Hicabe, Sikaye, Nezare, İfada, İcaze, Rifade, Nesi, Cadir, Hazinü’l-Emval ( İbni Hişam, a.g.e. I/152; Süheylî, a.g.e. I/149; Âlûsî, a.g.e. I/247; İbnü’l-Esir, a.g.e. II/43).

Diğer kamu hizmetleriyle ilgili müesseseler de şöyle sıralanabilir.

Ukab, Kıyade, Nedve, Devlet Başkanlığı, Liva, Meşûre, Eşnak, Kubbe, Ainne, Sifare, Eysar, Hüküme (Âlûsî, a.g.e. II/249-250)).

Yukarıda isimleri geçen Kâbe ile ilgili kamu kurumlarının tanınması gerekmektedir. Çünkü bu vazifelerin mahiyeti bilinmeden tüzel kişilikle ilgisi anlaşılamaz.

Kâbe ve Kâbe ziyaretiyle ilgili vazifeler, eskiden beri süregelen müesseselerdir. Kaynaklarda Nedve binasını Kusay’ın inşa etmiş olduğu ve hacılara yardım yapmak için vergi toplanması yine Kusay tarafından ihdas olunduğu geçer (Süheylî, a.g.e. I/149; İbni Hişam,a.g.e. I/148,152; Âlûsî, a.g.e. I/247). Ancak Kâbe ziyareti, Hz. İbrahim ve Hz. İsmail den beri var olduğu için, bu ziyaretle ilgili vazifeler de o zamandan itibaren

süregelmişlerdir. Kâbe’nin idaresini ele geçirenler elbette bu vazifeleri de deruhte etmişlerdir.

Kronolojik sıraya göre, tabiatıyla ilk idareci Hz. İsmail ve Onun çocukları olmuştur (İbnü’l-Esir, a.g.e. II/43) Onlardan sonra Curhûmİler, bu görevi yürütmüşlerdir. Bu geçiş nizalı olmamıştır. Çünkü Hz. İsmail’in nesliyle Curhumiler akraba idiler. Curhumilerden sonra Huzaalılar Kâbe’ye hakim olmuşlardır (Süheylî, a.g.e. I/127; Mesûdî, a.g.e. II/56). Uzun müddet Huzaalıların idaresinde bulunan Kâbe ve ilgili vazifeler, Hz.İsmail’in soyundan gelen Kusay’a geçmiştir (Mesûdî, II/59). Son Huzaalı reis Huleyl’in ölümünden sonra oğullarıyla Kusay arasında bu hususta niza çıkmış, çıkan savaşta Kusay’ın başka bir kabilenin başkanı olan kardeşi Rezzah’ın ve bir rivâyete göre de Bizans İmparatoru’nun (Süheylî, a.g.e.
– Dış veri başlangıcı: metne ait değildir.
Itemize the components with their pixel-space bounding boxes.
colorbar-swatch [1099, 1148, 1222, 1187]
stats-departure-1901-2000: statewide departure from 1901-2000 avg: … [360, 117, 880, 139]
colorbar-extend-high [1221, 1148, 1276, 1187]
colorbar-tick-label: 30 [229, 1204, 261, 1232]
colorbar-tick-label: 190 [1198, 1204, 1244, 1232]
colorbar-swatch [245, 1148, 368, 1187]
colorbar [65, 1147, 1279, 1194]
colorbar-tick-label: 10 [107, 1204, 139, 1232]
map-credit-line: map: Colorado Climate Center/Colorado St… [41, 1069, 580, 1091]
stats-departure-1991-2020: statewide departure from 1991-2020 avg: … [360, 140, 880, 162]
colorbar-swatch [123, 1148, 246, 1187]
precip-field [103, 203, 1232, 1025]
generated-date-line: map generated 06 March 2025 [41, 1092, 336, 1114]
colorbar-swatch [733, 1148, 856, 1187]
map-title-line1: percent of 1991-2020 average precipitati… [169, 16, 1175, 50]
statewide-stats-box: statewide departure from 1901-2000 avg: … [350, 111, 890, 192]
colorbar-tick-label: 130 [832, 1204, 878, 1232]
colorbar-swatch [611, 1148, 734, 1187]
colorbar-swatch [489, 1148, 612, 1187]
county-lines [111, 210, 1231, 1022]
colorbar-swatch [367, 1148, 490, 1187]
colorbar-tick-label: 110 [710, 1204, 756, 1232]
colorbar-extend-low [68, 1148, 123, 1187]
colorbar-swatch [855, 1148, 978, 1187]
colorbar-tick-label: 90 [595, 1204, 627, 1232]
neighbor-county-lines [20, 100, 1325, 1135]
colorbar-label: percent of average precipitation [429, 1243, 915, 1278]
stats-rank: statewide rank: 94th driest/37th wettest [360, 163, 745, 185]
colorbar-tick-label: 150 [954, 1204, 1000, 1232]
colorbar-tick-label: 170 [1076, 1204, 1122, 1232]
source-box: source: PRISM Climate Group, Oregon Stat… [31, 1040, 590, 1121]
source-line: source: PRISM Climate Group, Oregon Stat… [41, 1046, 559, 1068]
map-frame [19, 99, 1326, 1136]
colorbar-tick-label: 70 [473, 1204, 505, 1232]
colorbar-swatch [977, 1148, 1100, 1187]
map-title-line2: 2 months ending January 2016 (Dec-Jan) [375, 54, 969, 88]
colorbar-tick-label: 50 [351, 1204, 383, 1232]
I/142). yardımıyla galip gelerek Kâbe’nin ve dolayısiyle siyasi olarak Mekke’nin hakimiyetini ele almıştır.

Bu hakimiyetten sonra Kusay, Mekke Şehir Devletini, kurumlarını ve Kâbe ziyareti ile ilgili vazifeleri yeniden bir düzene koymuştur. Adı geçen amme hizmetleri için bir takım görevlendirmelerde bulunmuştur. Şehrin imarıyla alakalı olarak da çeşitli düzenlemeler yapmıştır (Süheylî, a.g.e. 149; Mesûdî, a.g.e. II/57).

Kusay, ölümüne yakın Kâbe ve Mekke Devleti idaresiyle ilgili müesseselerin yönetimini iki oğlu arasında taksim etti. Bu taksimde ,Sedane, Liva ve Nedve yönetimleri, Abdu’d-Dar’a, Sikaye, Rifade ve Kıyade görevleri de Abdu Menaf’a bırakıldı (Âlûsî, a.g.e. I/249-250). Bu vazifelerin tarih boyunca el değiştirmeleri bazen barış, bazen de savaşla olmuştur. Bu görevlerin tüzel kişilik sahibi olup olmadıklarını tespit için önce tanıyıp sonra da değerlendirmesinin yaplıması gerekir.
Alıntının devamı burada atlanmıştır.